There are a series of nightmares called “the student's dream,” but priests, organists, choir directors, or altar guild directors can have such a nightmare especially just before Easter.
The dreamer dreams that he or she comes to church on Easter morning, turns on the lights in the church and discovers that the church is just as stark and bare as it was on Good Friday. The Easter lilies weren't delivered and no one came and set up the altar or decorated the church. A quick check of the answering machine and e-mail reveals one message after another from the members of the choir, the lectors, the chalice bearers, the organist, the ushers, the acolytes, and all the crew responsible for the Easter Egg Hunt and the Easter Brunch that they aren't coming. The copy machine is broken and there is no coffee. Fortunately you wakeup before you see the faces of all those who are coming to church on Easter morning.

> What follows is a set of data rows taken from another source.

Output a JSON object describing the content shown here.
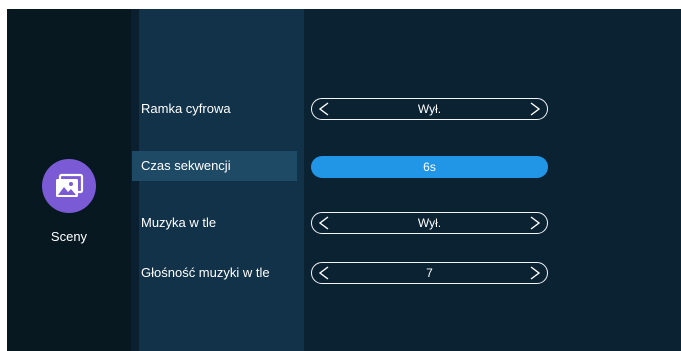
{
  "sidebar": {
    "active_item": {
      "label": "Sceny",
      "icon": "image-gallery-icon"
    }
  },
  "settings": {
    "rows": [
      {
        "label": "Ramka cyfrowa",
        "value": "Wył."
      },
      {
        "label": "Czas sekwencji",
        "value": "6s",
        "selected": true
      },
      {
        "label": "Muzyka w tle",
        "value": "Wył."
      },
      {
        "label": "Głośność muzyki w tle",
        "value": "7"
      }
    ]
  },
  "colors": {
    "background": "#0a2232",
    "sidebar": "#071821",
    "label_column": "#123249",
    "selected_row": "#1e4a66",
    "accent": "#2196e6",
    "icon_circle": "#7b5ad6"
  }
}
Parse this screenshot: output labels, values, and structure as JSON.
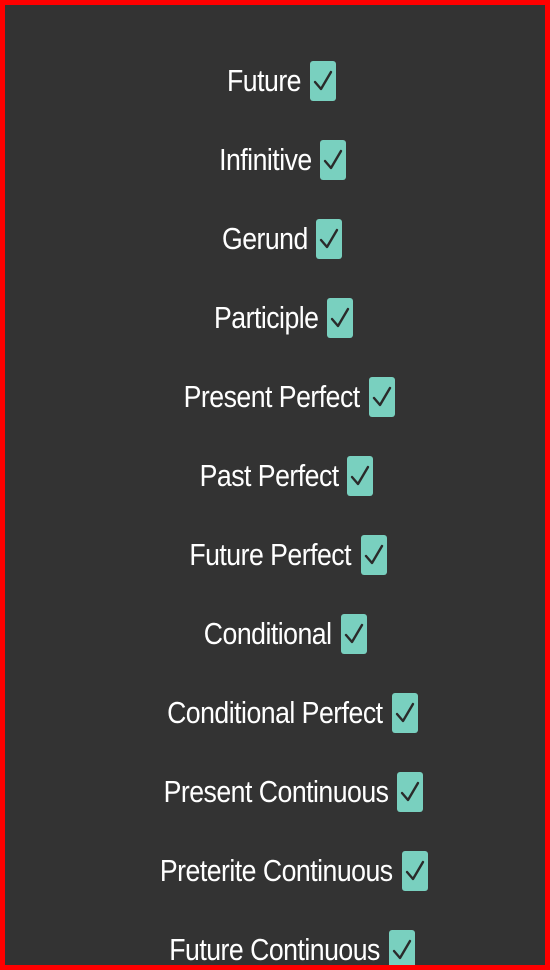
{
  "colors": {
    "frame": "#ff0000",
    "background": "#333333",
    "text": "#ffffff",
    "checkbox_fill": "#79d0bf",
    "checkmark": "#2a2a2a"
  },
  "tenses": [
    {
      "label": "Future",
      "checked": true,
      "icon": "checkmark-icon"
    },
    {
      "label": "Infinitive",
      "checked": true,
      "icon": "checkmark-icon"
    },
    {
      "label": "Gerund",
      "checked": true,
      "icon": "checkmark-icon"
    },
    {
      "label": "Participle",
      "checked": true,
      "icon": "checkmark-icon"
    },
    {
      "label": "Present Perfect",
      "checked": true,
      "icon": "checkmark-icon"
    },
    {
      "label": "Past Perfect",
      "checked": true,
      "icon": "checkmark-icon"
    },
    {
      "label": "Future Perfect",
      "checked": true,
      "icon": "checkmark-icon"
    },
    {
      "label": "Conditional",
      "checked": true,
      "icon": "checkmark-icon"
    },
    {
      "label": "Conditional Perfect",
      "checked": true,
      "icon": "checkmark-icon"
    },
    {
      "label": "Present Continuous",
      "checked": true,
      "icon": "checkmark-icon"
    },
    {
      "label": "Preterite Continuous",
      "checked": true,
      "icon": "checkmark-icon"
    },
    {
      "label": "Future Continuous",
      "checked": true,
      "icon": "checkmark-icon"
    }
  ]
}
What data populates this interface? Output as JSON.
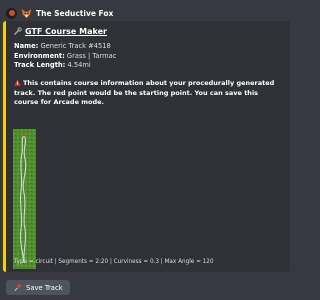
{
  "message": {
    "username": "The Seductive Fox",
    "avatar_icon": "avatar-icon",
    "name_icon": "fox-icon"
  },
  "embed": {
    "accent_color": "#f5d00f",
    "title_icon": "wrench-icon",
    "title": "GTF Course Maker",
    "fields": [
      {
        "label": "Name:",
        "value": "Generic Track #4518"
      },
      {
        "label": "Environment:",
        "value": "Grass | Tarmac"
      },
      {
        "label": "Track Length:",
        "value": "4.54mi"
      }
    ],
    "description_icon": "info-icon",
    "description": "This contains course information about your procedurally generated track. The red point would be the starting point. You can save this course for Arcade mode.",
    "params": "Type = circuit | Segments = 2:20 | Curviness = 0.3 | Max Angle = 120"
  },
  "actions": {
    "save_icon": "pushpin-icon",
    "save_label": "Save Track"
  }
}
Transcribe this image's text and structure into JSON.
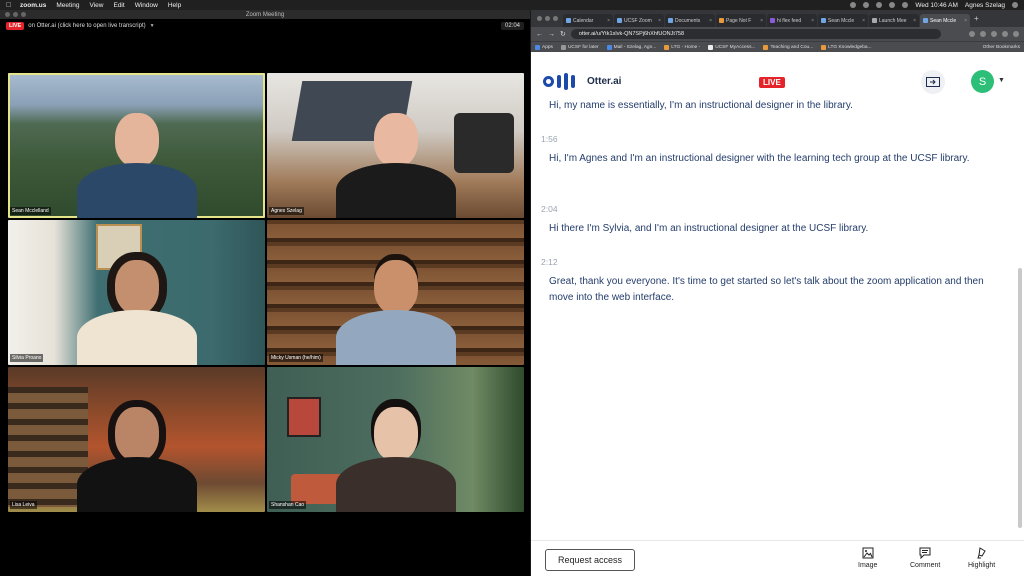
{
  "menubar": {
    "items": [
      "zoom.us",
      "Meeting",
      "View",
      "Edit",
      "Window",
      "Help"
    ],
    "clock": "Wed 10:46 AM",
    "user": "Agnes Szelag"
  },
  "zoom": {
    "window_title": "Zoom Meeting",
    "live_label": "LIVE",
    "otter_link": "on Otter.ai (click here to open live transcript)",
    "timer": "02:04",
    "participants": [
      {
        "name": "Sean Mcclelland",
        "active": true
      },
      {
        "name": "Agnes Szelag",
        "active": false
      },
      {
        "name": "Silvia Proano",
        "active": false
      },
      {
        "name": "Micky Usman (he/him)",
        "active": false
      },
      {
        "name": "Lisa Leiva",
        "active": false
      },
      {
        "name": "Shanshan Cao",
        "active": false
      }
    ]
  },
  "browser": {
    "tabs": [
      {
        "label": "Calendar",
        "active": false
      },
      {
        "label": "UCSF Zoom",
        "active": false
      },
      {
        "label": "Documents",
        "active": false
      },
      {
        "label": "Page Not F",
        "active": false
      },
      {
        "label": "hi flex feed",
        "active": false
      },
      {
        "label": "Sean Mccle",
        "active": false
      },
      {
        "label": "Launch Mee",
        "active": false
      },
      {
        "label": "Sean Mccle",
        "active": true
      }
    ],
    "url": "otter.ai/u/Ytk1sIvk-QN7SPj6hXhfUONJt758",
    "bookmarks": [
      "Apps",
      "UCSF for later",
      "Mail - Szelag, Agn...",
      "LTG - Home -",
      "UCSF MyAccess...",
      "Teaching and Cou...",
      "LTG Knowledgeba..."
    ],
    "other_bookmarks": "Other Bookmarks"
  },
  "otter": {
    "brand": "Otter.ai",
    "live_label": "LIVE",
    "avatar_letter": "S",
    "segments": [
      {
        "time": "",
        "text": "Hi, my name is essentially, I'm an instructional designer in the library."
      },
      {
        "time": "1:56",
        "text": "Hi, I'm Agnes and I'm an instructional designer with the learning tech group at the UCSF library."
      },
      {
        "time": "2:04",
        "text": "Hi there I'm Sylvia, and I'm an instructional designer at the UCSF library."
      },
      {
        "time": "2:12",
        "text": "Great, thank you everyone. It's time to get started so let's talk about the zoom application and then move into the web interface."
      }
    ],
    "request_access": "Request access",
    "footer_actions": [
      "Image",
      "Comment",
      "Highlight"
    ]
  }
}
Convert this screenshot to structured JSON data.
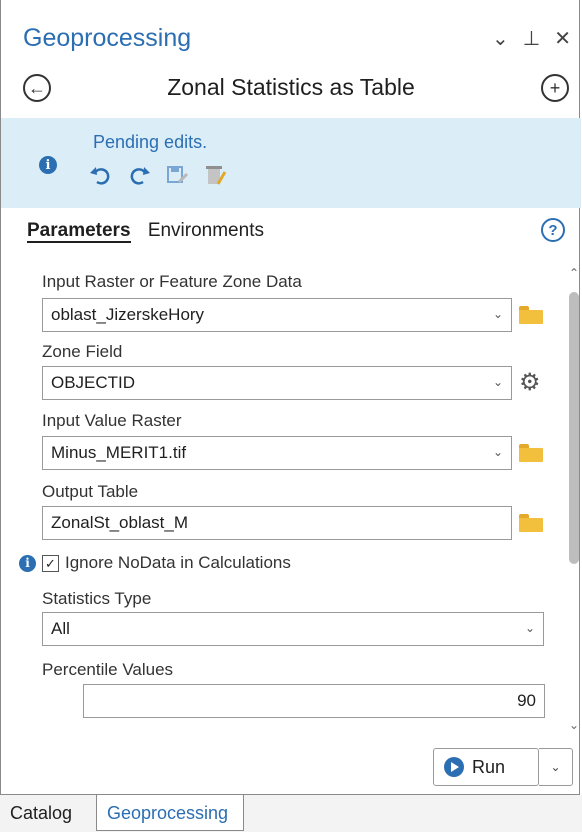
{
  "window": {
    "title": "Geoprocessing",
    "controls": {
      "dropdown": "⌄",
      "pin": "⊥",
      "close": "✕"
    }
  },
  "nav": {
    "back_icon": "arrow-left-circle-icon",
    "tool_name": "Zonal Statistics as Table",
    "add_icon": "plus-circle-icon"
  },
  "edits_banner": {
    "message": "Pending edits.",
    "info_glyph": "i",
    "tools": [
      "undo-icon",
      "redo-icon",
      "save-edits-icon",
      "discard-edits-icon"
    ]
  },
  "tabs": {
    "parameters": "Parameters",
    "environments": "Environments",
    "help": "?"
  },
  "parameters": {
    "input_zone": {
      "label": "Input Raster or Feature Zone Data",
      "value": "oblast_JizerskeHory"
    },
    "zone_field": {
      "label": "Zone Field",
      "value": "OBJECTID"
    },
    "value_raster": {
      "label": "Input Value Raster",
      "value": "Minus_MERIT1.tif"
    },
    "output_table": {
      "label": "Output Table",
      "value": "ZonalSt_oblast_M"
    },
    "ignore_nodata": {
      "label": "Ignore NoData in Calculations",
      "checked": true,
      "info_glyph": "i"
    },
    "statistics_type": {
      "label": "Statistics Type",
      "value": "All"
    },
    "percentile": {
      "label": "Percentile Values",
      "value": "90"
    }
  },
  "run": {
    "label": "Run"
  },
  "bottom_tabs": [
    "Catalog",
    "Geoprocessing"
  ],
  "colors": {
    "accent": "#2c6eb2",
    "banner": "#dbeef8",
    "folder": "#f2c03c"
  }
}
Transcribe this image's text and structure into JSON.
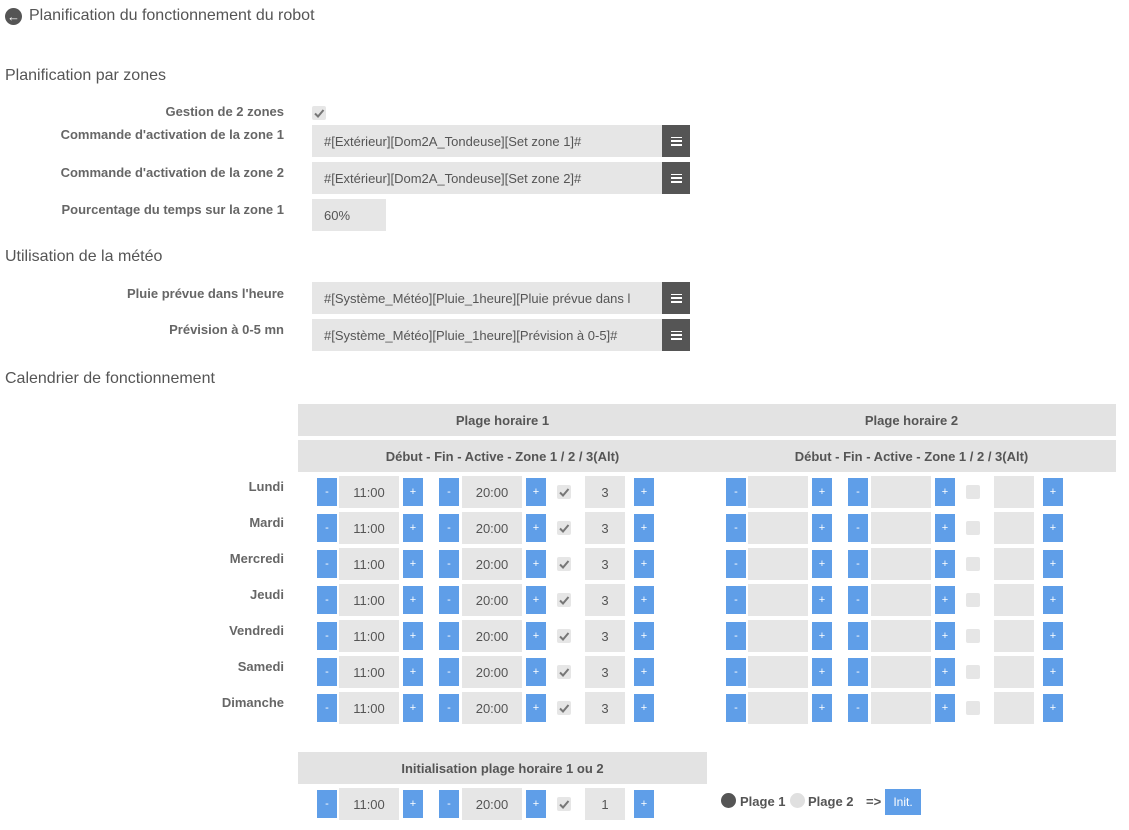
{
  "header": {
    "title": "Planification du fonctionnement du robot"
  },
  "zones": {
    "section_title": "Planification par zones",
    "manage_label": "Gestion de 2 zones",
    "manage_checked": true,
    "cmd1_label": "Commande d'activation de la zone 1",
    "cmd1_value": "#[Extérieur][Dom2A_Tondeuse][Set zone 1]#",
    "cmd2_label": "Commande d'activation de la zone 2",
    "cmd2_value": "#[Extérieur][Dom2A_Tondeuse][Set zone 2]#",
    "pct_label": "Pourcentage du temps sur la zone 1",
    "pct_value": "60%"
  },
  "meteo": {
    "section_title": "Utilisation de la météo",
    "rain_label": "Pluie prévue dans l'heure",
    "rain_value": "#[Système_Météo][Pluie_1heure][Pluie prévue dans l",
    "forecast_label": "Prévision à 0-5 mn",
    "forecast_value": "#[Système_Météo][Pluie_1heure][Prévision à 0-5]#"
  },
  "calendar": {
    "section_title": "Calendrier de fonctionnement",
    "range1_title": "Plage horaire 1",
    "range2_title": "Plage horaire 2",
    "columns_header": "Début - Fin - Active - Zone 1 / 2 / 3(Alt)",
    "minus": "-",
    "plus": "+",
    "days": [
      {
        "name": "Lundi",
        "start": "11:00",
        "end": "20:00",
        "active": true,
        "zone": "3"
      },
      {
        "name": "Mardi",
        "start": "11:00",
        "end": "20:00",
        "active": true,
        "zone": "3"
      },
      {
        "name": "Mercredi",
        "start": "11:00",
        "end": "20:00",
        "active": true,
        "zone": "3"
      },
      {
        "name": "Jeudi",
        "start": "11:00",
        "end": "20:00",
        "active": true,
        "zone": "3"
      },
      {
        "name": "Vendredi",
        "start": "11:00",
        "end": "20:00",
        "active": true,
        "zone": "3"
      },
      {
        "name": "Samedi",
        "start": "11:00",
        "end": "20:00",
        "active": true,
        "zone": "3"
      },
      {
        "name": "Dimanche",
        "start": "11:00",
        "end": "20:00",
        "active": true,
        "zone": "3"
      }
    ]
  },
  "init": {
    "title": "Initialisation plage horaire 1 ou 2",
    "start": "11:00",
    "end": "20:00",
    "active": true,
    "zone": "1",
    "radio1_label": "Plage 1",
    "radio2_label": "Plage 2",
    "arrow": "=>",
    "button_label": "Init.",
    "selected_range": "Plage 1"
  },
  "colors": {
    "accent": "#5f9ee8",
    "field_bg": "#e6e6e6",
    "dark_button": "#555555"
  },
  "icons": {
    "back": "arrow-left-circle-icon",
    "list": "list-icon",
    "check": "check-icon"
  }
}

Of course it is just a nightmare, but it does leave us with an Easter question: “Why do you seek the living among the dead?” All of the things that we do to help us celebrate THE day and THE season of the church year can be great spiritual tools or distractions - dead things that divert our attention away from the Good News of Easter. He is risen! The Lord is risen indeed! Alleluia, Alleluia! Alleluia. Our true feast that day is with one another, in community, and with the Risen Christ, where we once again dare to eat the bread of heaven and drink from the cup of salvation. Our nightmares uncover our high expectations and reveal our wavering level of Easter hope.
The Easter Gospel reminds us that Jesus sent word that the disciples were to leave Jerusalem and to go to Galilee . Jerusalem had become a nightmare place for them. They had locked themselves up in a room with fear and trembling. Galilee was home. Jesus sent them home. Later Jesus sends them back to Jerusalem but first he needed to be with them in a familiar and comforting place.
Thomas Paine wrote: “These are the times that try men's souls.” Both our nation and our beloved Episcopal Church are experiencing trying times. There are so many national crises that are so overwhelming at times that it is all we can do to remember them, much less try to think constructively about what we can do to be a part of the solution and not continue to allow ourselves to be part of the problem. The issues before the General Convention this summer are also trying and will demand some measure of concentration in order to keep them in balance with what is really important –our relationship with the Risen Christ.
During the next trying months, my prayer for all of us is that we will go to our own Galilee , St. Theodore's, every Sunday morning and even during the week and celebrate the Resurrection in community. My prayer is that we will come filled with Easter hope and be able to enter into the full life of the community of faith. Then we will be able to go back out into the world of Jerusalem prepared to face the fear producing realities of high fuel prices and our need to go get groceries, visit the doctor, take the children places, and yes still have recreational experiences.
God has work for us to do and I do not believe that we can do that work locked up in our homes creating our own nightmares. Every Sunday is an Easter Sunday. See you in church.